I, like Kaylee, was struck by how little mention there is of the notion of love in the first place in this text. I find it fascinating that Pirsig goes all the way back to mythos of the ancient Greeks and never stops to weave in mythos about emotional encounters that have carried on wayward through history. But, again, I think that is one of the goals of this text. If, by the end of the story, we are still sitting there scratching our heads about: was that love? Was there any of that in there AT ALL? Perhaps the point of the text was to show how, in a way, life can be utterly meaningless when its entire project comes down to dividing, slicing, and pigeon-holing existence into false categories. Categories which offer no consistent fulfilment—a fulfilment that we cannot explain because it is not tangible to us, only observable, like love.

I say Pirsig is doing something reasonable and not necessarily good with Zen because he is not totally naïve as to how he is portraying his narrator. I thought it was quite deliberate that he wrote this story with a detached main character—all the wisdom of Buddhist monk who has no earthly desires—showing the potential emptiness that derives therefrom when paired with Western hyper-rationalism. The story isn’t “good,” as in: it doesn’t make us feel all warm and fuzzy inside; it’s quite the opposite actually. Do I have to see love as an arbitrary pattern now?
But Zen is reasonable because it has the self-consciousness of its frigid nature, which teaches us the futility of a life like that of Pirsig N.
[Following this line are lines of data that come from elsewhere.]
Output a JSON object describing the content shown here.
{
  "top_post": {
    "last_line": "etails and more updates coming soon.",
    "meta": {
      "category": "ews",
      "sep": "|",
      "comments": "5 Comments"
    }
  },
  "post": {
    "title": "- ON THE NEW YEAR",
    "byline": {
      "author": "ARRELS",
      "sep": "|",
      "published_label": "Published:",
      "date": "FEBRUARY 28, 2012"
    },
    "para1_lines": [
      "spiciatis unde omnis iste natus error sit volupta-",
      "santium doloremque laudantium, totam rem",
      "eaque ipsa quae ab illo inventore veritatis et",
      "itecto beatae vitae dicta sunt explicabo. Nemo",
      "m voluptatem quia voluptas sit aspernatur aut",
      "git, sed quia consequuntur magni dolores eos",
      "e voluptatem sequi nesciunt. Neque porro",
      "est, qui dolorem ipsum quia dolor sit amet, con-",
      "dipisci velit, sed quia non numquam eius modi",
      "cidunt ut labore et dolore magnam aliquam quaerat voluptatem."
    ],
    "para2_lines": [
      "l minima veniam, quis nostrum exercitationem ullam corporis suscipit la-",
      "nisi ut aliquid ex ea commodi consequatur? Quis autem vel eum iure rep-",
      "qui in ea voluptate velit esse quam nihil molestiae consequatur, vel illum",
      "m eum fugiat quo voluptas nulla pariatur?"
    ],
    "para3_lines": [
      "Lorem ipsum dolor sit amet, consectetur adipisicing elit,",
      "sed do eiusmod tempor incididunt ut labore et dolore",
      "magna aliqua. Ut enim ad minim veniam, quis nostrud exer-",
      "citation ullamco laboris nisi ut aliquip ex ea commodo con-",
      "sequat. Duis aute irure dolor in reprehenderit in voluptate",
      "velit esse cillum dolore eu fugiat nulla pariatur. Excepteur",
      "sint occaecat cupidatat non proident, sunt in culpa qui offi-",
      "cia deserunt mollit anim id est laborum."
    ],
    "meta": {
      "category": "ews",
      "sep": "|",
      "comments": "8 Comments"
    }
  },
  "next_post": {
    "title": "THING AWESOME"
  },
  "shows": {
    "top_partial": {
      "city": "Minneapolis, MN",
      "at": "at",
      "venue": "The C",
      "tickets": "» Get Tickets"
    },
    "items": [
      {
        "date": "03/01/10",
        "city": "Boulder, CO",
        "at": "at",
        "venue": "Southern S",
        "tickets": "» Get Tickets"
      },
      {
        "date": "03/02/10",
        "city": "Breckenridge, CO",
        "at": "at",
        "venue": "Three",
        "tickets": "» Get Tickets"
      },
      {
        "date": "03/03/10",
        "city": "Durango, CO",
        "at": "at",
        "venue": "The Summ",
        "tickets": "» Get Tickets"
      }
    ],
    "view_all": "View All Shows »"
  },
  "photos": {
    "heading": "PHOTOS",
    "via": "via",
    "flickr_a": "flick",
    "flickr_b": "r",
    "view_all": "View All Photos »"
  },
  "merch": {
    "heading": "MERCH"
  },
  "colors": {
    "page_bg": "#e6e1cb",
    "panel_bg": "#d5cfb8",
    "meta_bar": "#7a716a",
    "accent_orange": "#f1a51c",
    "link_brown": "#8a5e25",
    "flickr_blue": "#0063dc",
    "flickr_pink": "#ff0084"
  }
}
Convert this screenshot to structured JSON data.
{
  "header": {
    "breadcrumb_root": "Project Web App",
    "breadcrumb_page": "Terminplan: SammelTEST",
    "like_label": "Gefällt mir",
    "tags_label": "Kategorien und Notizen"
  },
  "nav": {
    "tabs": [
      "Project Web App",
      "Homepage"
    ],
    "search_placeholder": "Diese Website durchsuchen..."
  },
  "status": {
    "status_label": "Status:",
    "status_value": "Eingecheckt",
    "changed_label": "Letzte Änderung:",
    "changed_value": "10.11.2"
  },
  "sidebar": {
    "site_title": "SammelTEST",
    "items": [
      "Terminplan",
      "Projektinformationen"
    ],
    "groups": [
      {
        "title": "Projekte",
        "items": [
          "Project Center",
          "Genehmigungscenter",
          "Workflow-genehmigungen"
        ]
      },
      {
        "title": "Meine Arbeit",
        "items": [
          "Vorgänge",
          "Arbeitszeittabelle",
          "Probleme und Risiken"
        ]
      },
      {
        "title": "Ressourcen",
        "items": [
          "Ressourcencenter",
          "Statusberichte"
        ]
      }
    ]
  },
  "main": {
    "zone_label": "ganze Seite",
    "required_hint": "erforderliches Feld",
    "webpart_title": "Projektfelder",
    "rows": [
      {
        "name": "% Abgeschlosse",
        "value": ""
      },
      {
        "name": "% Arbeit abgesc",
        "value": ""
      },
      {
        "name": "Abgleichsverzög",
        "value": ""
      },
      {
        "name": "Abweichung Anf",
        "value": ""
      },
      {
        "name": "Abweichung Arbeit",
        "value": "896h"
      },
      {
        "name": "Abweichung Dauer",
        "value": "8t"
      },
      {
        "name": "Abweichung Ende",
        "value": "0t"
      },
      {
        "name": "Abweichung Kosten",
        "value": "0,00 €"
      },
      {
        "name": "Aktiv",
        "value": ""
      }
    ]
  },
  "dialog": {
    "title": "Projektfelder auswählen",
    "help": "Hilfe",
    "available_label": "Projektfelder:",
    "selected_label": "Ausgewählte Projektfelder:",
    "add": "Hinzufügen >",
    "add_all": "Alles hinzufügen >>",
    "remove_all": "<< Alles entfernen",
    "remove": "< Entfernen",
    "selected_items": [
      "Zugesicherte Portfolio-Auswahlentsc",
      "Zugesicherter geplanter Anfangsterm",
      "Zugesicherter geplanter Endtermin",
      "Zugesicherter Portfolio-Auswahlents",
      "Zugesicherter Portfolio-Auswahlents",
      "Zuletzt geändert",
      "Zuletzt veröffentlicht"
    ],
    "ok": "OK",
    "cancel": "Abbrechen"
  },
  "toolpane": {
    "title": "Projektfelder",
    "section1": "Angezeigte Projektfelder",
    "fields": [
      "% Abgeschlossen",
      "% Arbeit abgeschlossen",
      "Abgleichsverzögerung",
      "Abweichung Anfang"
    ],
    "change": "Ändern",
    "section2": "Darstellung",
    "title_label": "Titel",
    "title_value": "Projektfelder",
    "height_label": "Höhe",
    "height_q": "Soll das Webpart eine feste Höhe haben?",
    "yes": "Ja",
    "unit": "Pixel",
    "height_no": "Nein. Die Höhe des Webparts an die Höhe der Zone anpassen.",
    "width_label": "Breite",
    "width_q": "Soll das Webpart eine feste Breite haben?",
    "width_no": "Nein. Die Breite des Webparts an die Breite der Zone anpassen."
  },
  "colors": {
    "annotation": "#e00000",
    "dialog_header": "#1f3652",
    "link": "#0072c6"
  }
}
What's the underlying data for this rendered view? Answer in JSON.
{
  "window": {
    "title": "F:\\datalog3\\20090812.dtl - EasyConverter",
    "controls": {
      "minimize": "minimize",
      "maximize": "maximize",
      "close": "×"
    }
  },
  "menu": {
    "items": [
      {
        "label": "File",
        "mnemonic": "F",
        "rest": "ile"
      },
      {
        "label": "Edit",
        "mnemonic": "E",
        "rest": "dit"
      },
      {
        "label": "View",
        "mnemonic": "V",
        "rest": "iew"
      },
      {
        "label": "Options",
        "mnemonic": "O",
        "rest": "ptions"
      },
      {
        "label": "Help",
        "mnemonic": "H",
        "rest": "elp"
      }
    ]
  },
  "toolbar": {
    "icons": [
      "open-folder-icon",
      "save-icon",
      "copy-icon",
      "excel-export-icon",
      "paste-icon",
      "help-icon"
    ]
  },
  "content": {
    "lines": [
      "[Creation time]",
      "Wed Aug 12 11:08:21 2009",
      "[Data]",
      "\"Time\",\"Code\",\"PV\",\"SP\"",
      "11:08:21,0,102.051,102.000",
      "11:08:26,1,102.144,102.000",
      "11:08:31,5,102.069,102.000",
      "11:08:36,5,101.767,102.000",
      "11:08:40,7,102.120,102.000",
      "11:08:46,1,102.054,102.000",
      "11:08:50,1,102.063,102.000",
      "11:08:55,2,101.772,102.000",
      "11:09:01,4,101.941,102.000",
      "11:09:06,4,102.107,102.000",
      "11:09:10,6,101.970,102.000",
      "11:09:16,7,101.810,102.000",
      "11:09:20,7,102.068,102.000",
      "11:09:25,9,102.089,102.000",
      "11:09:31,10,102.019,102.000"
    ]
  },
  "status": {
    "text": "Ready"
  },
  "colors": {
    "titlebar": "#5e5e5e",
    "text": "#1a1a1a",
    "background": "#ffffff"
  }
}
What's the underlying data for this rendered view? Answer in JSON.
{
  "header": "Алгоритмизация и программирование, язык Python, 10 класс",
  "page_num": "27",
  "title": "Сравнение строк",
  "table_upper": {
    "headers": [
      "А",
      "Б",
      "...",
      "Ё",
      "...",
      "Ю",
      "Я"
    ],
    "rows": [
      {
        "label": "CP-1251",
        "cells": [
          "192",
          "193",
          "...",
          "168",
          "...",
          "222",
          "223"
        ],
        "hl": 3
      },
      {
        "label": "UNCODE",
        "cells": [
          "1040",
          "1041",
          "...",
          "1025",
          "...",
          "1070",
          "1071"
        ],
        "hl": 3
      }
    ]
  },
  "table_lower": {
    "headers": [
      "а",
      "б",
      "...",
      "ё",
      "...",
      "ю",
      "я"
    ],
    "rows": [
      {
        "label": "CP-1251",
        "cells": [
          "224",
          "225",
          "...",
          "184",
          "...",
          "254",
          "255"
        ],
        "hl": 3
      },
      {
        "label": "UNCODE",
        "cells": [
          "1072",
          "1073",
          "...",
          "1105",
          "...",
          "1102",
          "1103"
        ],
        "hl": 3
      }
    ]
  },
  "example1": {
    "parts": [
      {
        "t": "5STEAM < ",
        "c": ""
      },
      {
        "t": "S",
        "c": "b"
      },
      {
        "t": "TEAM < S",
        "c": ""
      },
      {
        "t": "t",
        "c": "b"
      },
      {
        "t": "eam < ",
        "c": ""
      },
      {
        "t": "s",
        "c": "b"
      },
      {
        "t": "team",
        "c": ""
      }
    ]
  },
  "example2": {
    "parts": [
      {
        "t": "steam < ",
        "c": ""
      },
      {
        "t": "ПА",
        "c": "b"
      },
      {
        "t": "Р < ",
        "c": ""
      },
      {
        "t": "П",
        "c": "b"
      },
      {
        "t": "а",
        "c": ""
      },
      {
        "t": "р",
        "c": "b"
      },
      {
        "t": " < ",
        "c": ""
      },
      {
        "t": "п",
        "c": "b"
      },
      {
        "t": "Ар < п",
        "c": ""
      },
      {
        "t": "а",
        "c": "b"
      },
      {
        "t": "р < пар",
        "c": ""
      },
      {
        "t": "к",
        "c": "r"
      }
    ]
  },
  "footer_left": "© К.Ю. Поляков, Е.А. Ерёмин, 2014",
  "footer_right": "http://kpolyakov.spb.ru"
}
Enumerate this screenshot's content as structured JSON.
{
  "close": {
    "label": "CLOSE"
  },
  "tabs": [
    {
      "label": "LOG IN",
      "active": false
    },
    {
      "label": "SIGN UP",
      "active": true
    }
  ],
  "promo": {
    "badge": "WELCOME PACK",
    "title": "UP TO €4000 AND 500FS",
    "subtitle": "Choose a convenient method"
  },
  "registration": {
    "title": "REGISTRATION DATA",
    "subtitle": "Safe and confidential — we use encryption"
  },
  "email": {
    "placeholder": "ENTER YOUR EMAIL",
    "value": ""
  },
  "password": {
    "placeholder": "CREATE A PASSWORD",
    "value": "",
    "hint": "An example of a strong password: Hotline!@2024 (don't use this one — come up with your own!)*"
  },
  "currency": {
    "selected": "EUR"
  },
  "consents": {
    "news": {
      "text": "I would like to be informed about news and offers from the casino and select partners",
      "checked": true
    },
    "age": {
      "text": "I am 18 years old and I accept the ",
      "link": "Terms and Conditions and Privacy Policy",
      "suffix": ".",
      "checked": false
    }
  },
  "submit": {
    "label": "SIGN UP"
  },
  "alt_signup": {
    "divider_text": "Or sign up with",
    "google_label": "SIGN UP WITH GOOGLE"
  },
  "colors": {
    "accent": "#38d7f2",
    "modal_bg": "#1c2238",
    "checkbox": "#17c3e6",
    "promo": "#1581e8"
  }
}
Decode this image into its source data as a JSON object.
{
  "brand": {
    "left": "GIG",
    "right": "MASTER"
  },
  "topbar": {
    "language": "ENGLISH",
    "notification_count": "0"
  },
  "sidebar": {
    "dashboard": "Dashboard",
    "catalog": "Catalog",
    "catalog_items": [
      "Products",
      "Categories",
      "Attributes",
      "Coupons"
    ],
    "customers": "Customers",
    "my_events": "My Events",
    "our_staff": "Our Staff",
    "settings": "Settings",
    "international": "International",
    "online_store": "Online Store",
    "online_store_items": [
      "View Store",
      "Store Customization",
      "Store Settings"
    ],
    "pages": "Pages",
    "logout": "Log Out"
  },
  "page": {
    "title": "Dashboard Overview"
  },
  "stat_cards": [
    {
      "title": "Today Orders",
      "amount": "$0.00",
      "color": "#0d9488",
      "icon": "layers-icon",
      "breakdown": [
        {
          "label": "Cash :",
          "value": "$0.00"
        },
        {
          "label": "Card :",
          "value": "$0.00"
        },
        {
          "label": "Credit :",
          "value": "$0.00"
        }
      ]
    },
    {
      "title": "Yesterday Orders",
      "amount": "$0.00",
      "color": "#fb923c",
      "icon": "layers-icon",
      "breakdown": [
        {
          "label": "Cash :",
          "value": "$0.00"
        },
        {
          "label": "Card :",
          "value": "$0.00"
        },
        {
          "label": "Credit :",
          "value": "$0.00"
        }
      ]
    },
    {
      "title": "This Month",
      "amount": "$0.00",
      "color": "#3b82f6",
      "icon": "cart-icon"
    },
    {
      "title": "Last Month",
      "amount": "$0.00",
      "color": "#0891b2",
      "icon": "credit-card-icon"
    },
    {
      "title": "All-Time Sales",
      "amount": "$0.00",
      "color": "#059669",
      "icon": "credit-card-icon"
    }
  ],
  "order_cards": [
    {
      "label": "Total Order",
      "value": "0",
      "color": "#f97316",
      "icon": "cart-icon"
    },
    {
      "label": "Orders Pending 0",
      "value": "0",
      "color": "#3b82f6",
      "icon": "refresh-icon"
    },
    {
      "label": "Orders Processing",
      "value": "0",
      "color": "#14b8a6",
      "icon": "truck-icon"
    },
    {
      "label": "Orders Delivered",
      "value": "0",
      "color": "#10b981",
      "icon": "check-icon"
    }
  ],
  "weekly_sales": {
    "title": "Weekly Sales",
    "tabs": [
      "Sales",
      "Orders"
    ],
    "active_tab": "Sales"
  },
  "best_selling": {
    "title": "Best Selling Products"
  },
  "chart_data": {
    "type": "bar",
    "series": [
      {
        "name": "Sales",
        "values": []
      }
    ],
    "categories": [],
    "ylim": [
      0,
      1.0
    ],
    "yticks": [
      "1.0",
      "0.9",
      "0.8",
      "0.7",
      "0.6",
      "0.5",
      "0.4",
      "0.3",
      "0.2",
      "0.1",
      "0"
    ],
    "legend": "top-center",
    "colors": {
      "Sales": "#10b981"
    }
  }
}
Pirsig shows us in Zen that the moment when his narrator actually loses his mind is when he comes to self-realization that his own intellectual project of defining quality has been futile all along, and a meta-level, the project of the book. But this mental breakdown of the narrator can be read as symbolism for the reader that the project of definition is literally crazy. Furthermore, this is the moment in which rhetoric really “wins” the rhetoric-dialectic battle (according to Pirsig) because the project of defining is never perfect in rhetoric; it is wholly contingent. This entire novel shows us a rhetorical quest—in the guise of a dialectic—because it never culminates with a perfect definition, and thereby the word Quality becomes irrelevant. Our author simply models how rhetoric’s project is to get into the cracks and crevices of language and how it can constitute meaning, eventually all the way to the level of mythos where we generate cultural reproduction through unassuming narratives that do more to speak us than we can ever do to speak well about them.

 And then Zen itself becomes a part of our mythos—open for objectification, subjective opinions, measurements of good, bad, and especially, Quality.